「……いつも通り寝室でいいじゃない」

 わたしのシングルベッドでは、身体の大きな彼とふたりで寝るのは無理だ。だから「そういうこと」をしているときを除いて、彼は床に布団を敷いて寝ていた、というのに……。今日に限って寝室ではなくリビングとは。一体どういうつもりなのか。

 静かに抗議すると、彼はつり目がちの大きな目を真っ直ぐわたしに向け、神妙な面持ちでこう言った。

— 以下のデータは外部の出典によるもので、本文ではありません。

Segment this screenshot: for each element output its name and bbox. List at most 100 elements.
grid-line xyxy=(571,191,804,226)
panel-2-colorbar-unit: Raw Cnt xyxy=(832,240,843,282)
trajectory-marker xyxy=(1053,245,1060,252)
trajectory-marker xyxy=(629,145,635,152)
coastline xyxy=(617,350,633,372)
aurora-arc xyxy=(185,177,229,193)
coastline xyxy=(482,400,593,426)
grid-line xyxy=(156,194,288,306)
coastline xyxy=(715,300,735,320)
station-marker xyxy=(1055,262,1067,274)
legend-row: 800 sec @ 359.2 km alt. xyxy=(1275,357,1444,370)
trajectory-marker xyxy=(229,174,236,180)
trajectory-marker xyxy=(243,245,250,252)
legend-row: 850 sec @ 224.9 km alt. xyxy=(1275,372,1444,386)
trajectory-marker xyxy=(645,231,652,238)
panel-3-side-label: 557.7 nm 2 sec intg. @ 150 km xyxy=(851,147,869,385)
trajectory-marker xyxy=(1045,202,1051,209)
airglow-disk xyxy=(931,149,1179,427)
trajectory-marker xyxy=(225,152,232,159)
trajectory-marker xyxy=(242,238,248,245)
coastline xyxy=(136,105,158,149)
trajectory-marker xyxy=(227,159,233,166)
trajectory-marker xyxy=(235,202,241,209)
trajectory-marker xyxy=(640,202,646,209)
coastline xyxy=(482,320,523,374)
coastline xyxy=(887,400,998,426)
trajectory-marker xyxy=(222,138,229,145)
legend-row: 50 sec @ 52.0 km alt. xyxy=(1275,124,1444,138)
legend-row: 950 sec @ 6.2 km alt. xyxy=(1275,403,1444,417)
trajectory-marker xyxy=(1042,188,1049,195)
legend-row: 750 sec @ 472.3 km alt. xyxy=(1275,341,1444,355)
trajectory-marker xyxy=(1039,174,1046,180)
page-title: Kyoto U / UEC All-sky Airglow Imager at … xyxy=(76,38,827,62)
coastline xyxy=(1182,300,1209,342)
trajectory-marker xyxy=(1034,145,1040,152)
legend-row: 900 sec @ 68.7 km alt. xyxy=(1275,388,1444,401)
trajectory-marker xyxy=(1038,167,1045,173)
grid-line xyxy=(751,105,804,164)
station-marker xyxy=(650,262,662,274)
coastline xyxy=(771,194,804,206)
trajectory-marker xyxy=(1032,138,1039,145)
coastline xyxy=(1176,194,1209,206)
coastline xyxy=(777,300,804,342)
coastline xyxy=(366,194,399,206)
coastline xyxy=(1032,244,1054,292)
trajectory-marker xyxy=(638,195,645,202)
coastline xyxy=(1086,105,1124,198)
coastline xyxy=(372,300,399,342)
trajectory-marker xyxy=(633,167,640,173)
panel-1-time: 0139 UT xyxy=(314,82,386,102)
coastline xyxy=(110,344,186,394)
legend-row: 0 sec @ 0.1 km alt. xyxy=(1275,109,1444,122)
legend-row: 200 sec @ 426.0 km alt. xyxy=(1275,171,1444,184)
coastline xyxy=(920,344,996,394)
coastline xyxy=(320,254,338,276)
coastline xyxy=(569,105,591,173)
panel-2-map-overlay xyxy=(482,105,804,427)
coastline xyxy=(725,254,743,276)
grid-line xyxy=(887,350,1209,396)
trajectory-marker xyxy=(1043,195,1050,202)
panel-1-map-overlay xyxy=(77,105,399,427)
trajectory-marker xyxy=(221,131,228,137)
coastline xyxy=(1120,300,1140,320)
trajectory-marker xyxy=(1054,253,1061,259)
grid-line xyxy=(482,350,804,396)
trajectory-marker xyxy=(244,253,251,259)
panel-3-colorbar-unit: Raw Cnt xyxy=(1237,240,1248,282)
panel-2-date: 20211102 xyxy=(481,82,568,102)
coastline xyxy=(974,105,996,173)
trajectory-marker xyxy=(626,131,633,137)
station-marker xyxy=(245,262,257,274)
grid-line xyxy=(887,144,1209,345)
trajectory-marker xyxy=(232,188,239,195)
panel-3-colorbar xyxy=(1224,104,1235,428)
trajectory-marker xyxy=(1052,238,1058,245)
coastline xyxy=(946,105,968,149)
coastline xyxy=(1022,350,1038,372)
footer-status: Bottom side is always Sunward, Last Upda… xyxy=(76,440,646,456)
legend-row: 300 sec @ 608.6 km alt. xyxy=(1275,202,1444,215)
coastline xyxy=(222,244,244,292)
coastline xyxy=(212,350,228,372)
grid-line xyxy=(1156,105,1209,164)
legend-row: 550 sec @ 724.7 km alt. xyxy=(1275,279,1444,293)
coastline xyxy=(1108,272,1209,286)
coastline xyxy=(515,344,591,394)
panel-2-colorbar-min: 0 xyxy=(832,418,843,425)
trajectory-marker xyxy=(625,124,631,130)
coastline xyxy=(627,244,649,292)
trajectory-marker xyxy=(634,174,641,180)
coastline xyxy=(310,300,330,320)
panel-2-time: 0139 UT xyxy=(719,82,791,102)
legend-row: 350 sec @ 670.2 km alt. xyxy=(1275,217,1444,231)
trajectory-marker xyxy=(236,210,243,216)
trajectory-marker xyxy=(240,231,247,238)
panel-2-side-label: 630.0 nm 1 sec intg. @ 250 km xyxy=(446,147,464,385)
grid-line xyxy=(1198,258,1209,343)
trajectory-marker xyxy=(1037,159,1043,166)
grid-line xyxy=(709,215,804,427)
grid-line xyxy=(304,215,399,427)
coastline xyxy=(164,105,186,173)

「昨日オンデマンドで、心霊の投稿映像を見たんだ。その中に、ベッドの下に霊が潜んでるってのがあって。俺ここに泊まるとき、いつもベッドの横に布団を敷くだろ? そうすると、ベッドの下が丸見えになるんだ。昨日の今日だし、怖いから今日はリビングで寝るわ」

「え……」

 どうしてそんなことを言い出すのだ。そんな話をしたあと、わたしを一人で寝室に行かせる気か? 鬼か?
 でもこれはまずい提案だ。一人で眠りたくないから彼をここに留めたというのに、同じマンションの一室とはいえ別室で就寝とは。そんなこと、あっていいはずがない。

 こうなるなら、素直に「怖いから泊まってほしい」と言えば良かったのだけれど、彼の忠告を聞かずにホラー映画を観たことを咎められたくなくて、結局素直になれないのだ。


「……じゃあわたしもリビングで寝るよ」

 今さらカミングアウトするのは恥ずかしくて、どうにか同じ部屋で寝るためにそう提案すると、彼は仏のような笑顔でわたしの肩に手を置き、首を振った。縦にではない。横に、だ。

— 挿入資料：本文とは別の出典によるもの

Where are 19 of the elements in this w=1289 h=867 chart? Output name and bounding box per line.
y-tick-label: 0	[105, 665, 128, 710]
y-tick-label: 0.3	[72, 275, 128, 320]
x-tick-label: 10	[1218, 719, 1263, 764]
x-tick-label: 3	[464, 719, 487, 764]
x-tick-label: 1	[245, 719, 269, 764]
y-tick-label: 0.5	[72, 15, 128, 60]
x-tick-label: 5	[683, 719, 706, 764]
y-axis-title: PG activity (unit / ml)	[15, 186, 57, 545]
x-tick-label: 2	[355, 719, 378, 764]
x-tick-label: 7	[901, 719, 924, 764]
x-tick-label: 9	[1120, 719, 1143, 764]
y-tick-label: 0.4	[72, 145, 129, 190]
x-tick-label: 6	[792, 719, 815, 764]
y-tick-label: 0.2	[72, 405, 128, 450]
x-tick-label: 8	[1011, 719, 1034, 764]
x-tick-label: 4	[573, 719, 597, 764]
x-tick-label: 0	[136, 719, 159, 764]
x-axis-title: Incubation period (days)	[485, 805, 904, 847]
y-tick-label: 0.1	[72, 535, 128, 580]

「いいからベッドで寝な。布団は一組しかないし、ソファーで寝たら身体痛くなるだろ。仕事に支障が出たら大変だから、ゆっくりベッドで寝るべきだと思うよ。な」

「……」

 仏のような笑顔で、わたしの身体を案じているようにも見えるけれど……。違う。真逆だ。

 彼は最初から、わたしがホラー映画を観たせいで、一人でいられなくなっていると分かっていて、最初から待っていたのだ。わたしが素直にお願いするのを……。

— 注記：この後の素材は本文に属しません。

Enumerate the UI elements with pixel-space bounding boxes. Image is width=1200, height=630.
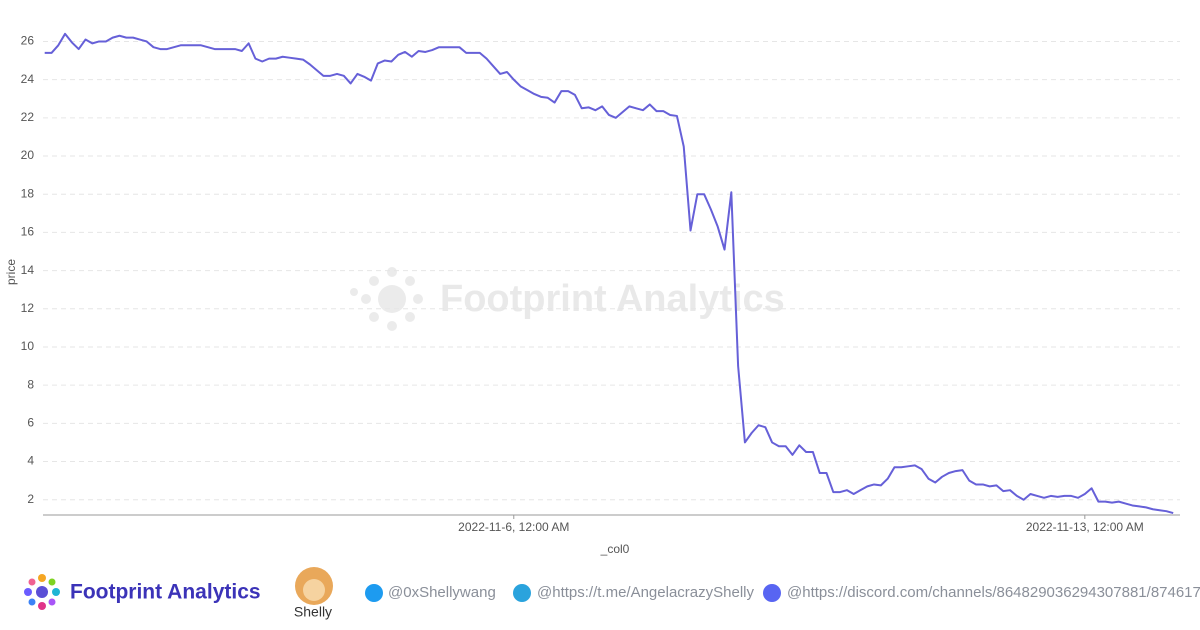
y-axis-label: price xyxy=(4,259,18,285)
y-tick-label: 18 xyxy=(21,186,35,200)
brand-name: Footprint Analytics xyxy=(70,581,261,604)
twitter-icon xyxy=(365,584,383,602)
footer: Footprint Analytics Shelly @0xShellywang… xyxy=(24,567,1200,620)
avatar-face xyxy=(303,579,325,601)
twitter-handle: @0xShellywang xyxy=(388,584,496,601)
y-tick-label: 16 xyxy=(21,225,35,239)
x-axis-label: _col0 xyxy=(600,542,630,556)
x-tick-label: 2022-11-13, 12:00 AM xyxy=(1026,520,1144,534)
y-tick-label: 8 xyxy=(27,377,34,391)
author-name: Shelly xyxy=(294,604,332,620)
y-tick-label: 26 xyxy=(21,34,35,48)
y-tick-label: 20 xyxy=(21,148,35,162)
price-line xyxy=(44,32,1174,515)
y-tick-label: 2 xyxy=(27,492,34,506)
y-tick-label: 6 xyxy=(27,416,34,430)
x-tick-label: 2022-11-6, 12:00 AM xyxy=(458,520,569,534)
watermark-text: Footprint Analytics xyxy=(440,278,785,320)
y-tick-label: 14 xyxy=(21,263,35,277)
discord-icon xyxy=(763,584,781,602)
telegram-icon xyxy=(513,584,531,602)
watermark: Footprint Analytics xyxy=(350,267,785,331)
y-tick-label: 24 xyxy=(21,72,35,86)
y-tick-label: 12 xyxy=(21,301,35,315)
discord-link: @https://discord.com/channels/8648290362… xyxy=(787,584,1200,601)
watermark-logo xyxy=(350,267,423,331)
brand-logo xyxy=(24,574,60,610)
y-tick-label: 22 xyxy=(21,110,35,124)
telegram-link: @https://t.me/AngelacrazyShelly xyxy=(537,584,754,601)
y-tick-label: 4 xyxy=(27,454,34,468)
y-tick-label: 10 xyxy=(21,339,35,353)
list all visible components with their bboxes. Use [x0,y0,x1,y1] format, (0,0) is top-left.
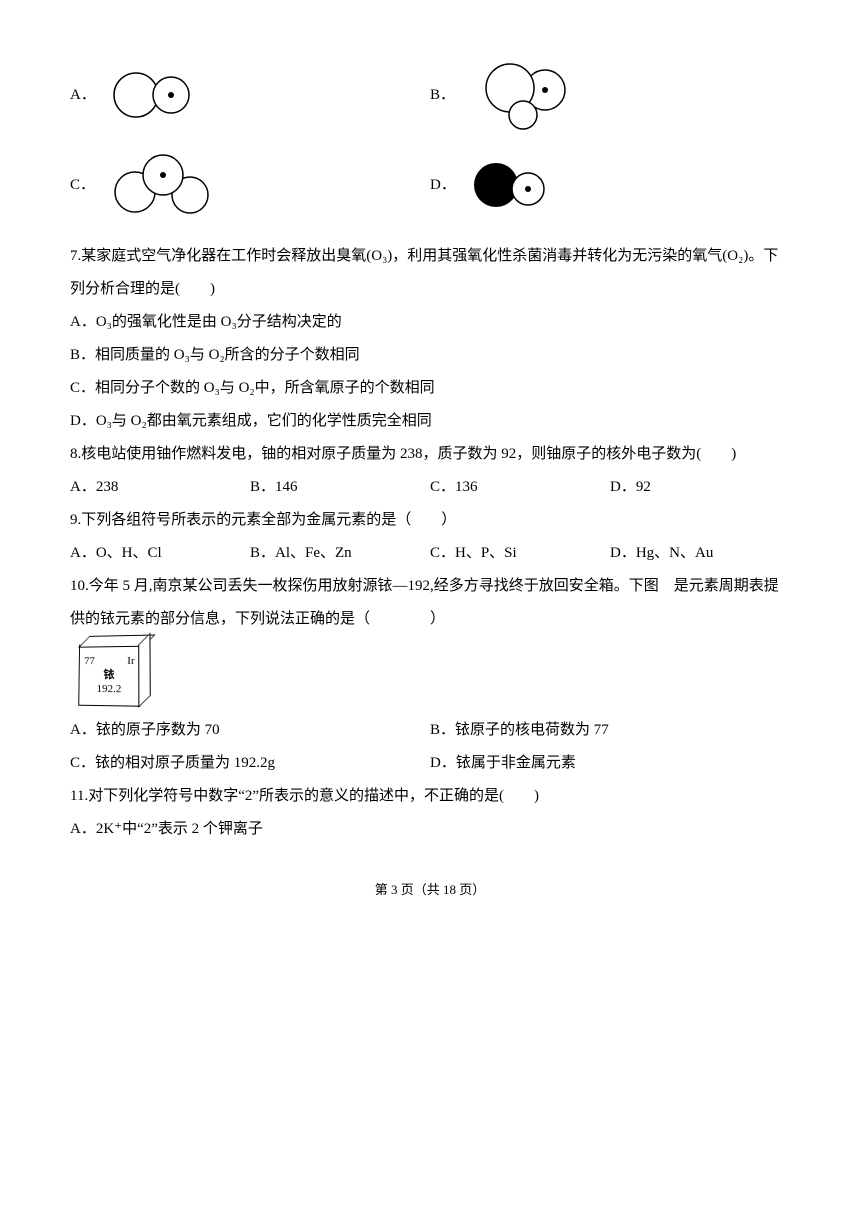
q7-opt-c: C．相同分子个数的 O₃与 O₂中，所含氧原子的个数相同 [70,372,790,405]
q10-row-1: A．铱的原子序数为 70 B．铱原子的核电荷数为 77 [70,714,790,747]
element-name: 铱 [103,668,114,682]
q11-stem: 11.对下列化学符号中数字“2”所表示的意义的描述中，不正确的是( ) [70,780,790,813]
q7-opt-d: D．O₃与 O₂都由氧元素组成，它们的化学性质完全相同 [70,405,790,438]
q10-opt-c: C．铱的相对原子质量为 192.2g [70,747,430,780]
q8-opt-c: C．136 [430,471,610,504]
q7-opt-a: A．O₃的强氧化性是由 O₃分子结构决定的 [70,306,790,339]
q6-label-b: B． [430,79,455,112]
q10-opt-a: A．铱的原子序数为 70 [70,714,430,747]
element-mass: 192.2 [97,682,122,697]
diagram-d [466,155,566,215]
q9-opt-d: D．Hg、N、Au [610,537,790,570]
q6-label-d: D． [430,169,456,202]
q8-opt-b: B．146 [250,471,430,504]
q10-opt-b: B．铱原子的核电荷数为 77 [430,714,790,747]
q10-row-2: C．铱的相对原子质量为 192.2g D．铱属于非金属元素 [70,747,790,780]
q6-label-a: A． [70,79,96,112]
q9-opt-b: B．Al、Fe、Zn [250,537,430,570]
q10-stem: 10.今年 5 月,南京某公司丢失一枚探伤用放射源铱—192,经多方寻找终于放回… [70,570,790,636]
q9-stem: 9.下列各组符号所表示的元素全部为金属元素的是（ ） [70,504,790,537]
q10-opt-d: D．铱属于非金属元素 [430,747,790,780]
q7-opt-b: B．相同质量的 O₃与 O₂所含的分子个数相同 [70,339,790,372]
q9-options: A．O、H、Cl B．Al、Fe、Zn C．H、P、Si D．Hg、N、Au [70,537,790,570]
element-symbol: Ir [127,653,134,667]
diagram-b [465,60,585,130]
q8-opt-d: D．92 [610,471,790,504]
diagram-c [105,150,225,220]
element-box: 77 Ir 铱 192.2 [78,644,140,707]
element-number: 77 [84,654,95,668]
q6-label-c: C． [70,169,95,202]
page-footer: 第 3 页（共 18 页） [70,876,790,905]
q6-row-1: A． B． [70,60,790,130]
q8-options: A．238 B．146 C．136 D．92 [70,471,790,504]
diagram-a [106,65,206,125]
q9-opt-c: C．H、P、Si [430,537,610,570]
q8-stem: 8.核电站使用铀作燃料发电，铀的相对原子质量为 238，质子数为 92，则铀原子… [70,438,790,471]
q9-opt-a: A．O、H、Cl [70,537,250,570]
q6-row-2: C． D． [70,150,790,220]
q11-opt-a: A．2K⁺中“2”表示 2 个钾离子 [70,813,790,846]
q8-opt-a: A．238 [70,471,250,504]
q7-stem: 7.某家庭式空气净化器在工作时会释放出臭氧(O₃)，利用其强氧化性杀菌消毒并转化… [70,240,790,306]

 こうなってしまえば、するべきことはただひとつ。恥ずかしがっている場合ではない。彼の忠告を無視したことを気まずく思っている場合ではない。
 床に両手をつき、頭を下げ、謝罪と懇願を出来得る限り声に乗せて、こう言った。

「お願いします、一緒に寝てください」

 すると彼は、先程までの仏のような笑顔を、悪魔のような不敵な笑みに変えて「添い寝代、高いよ?」と言ったのだった。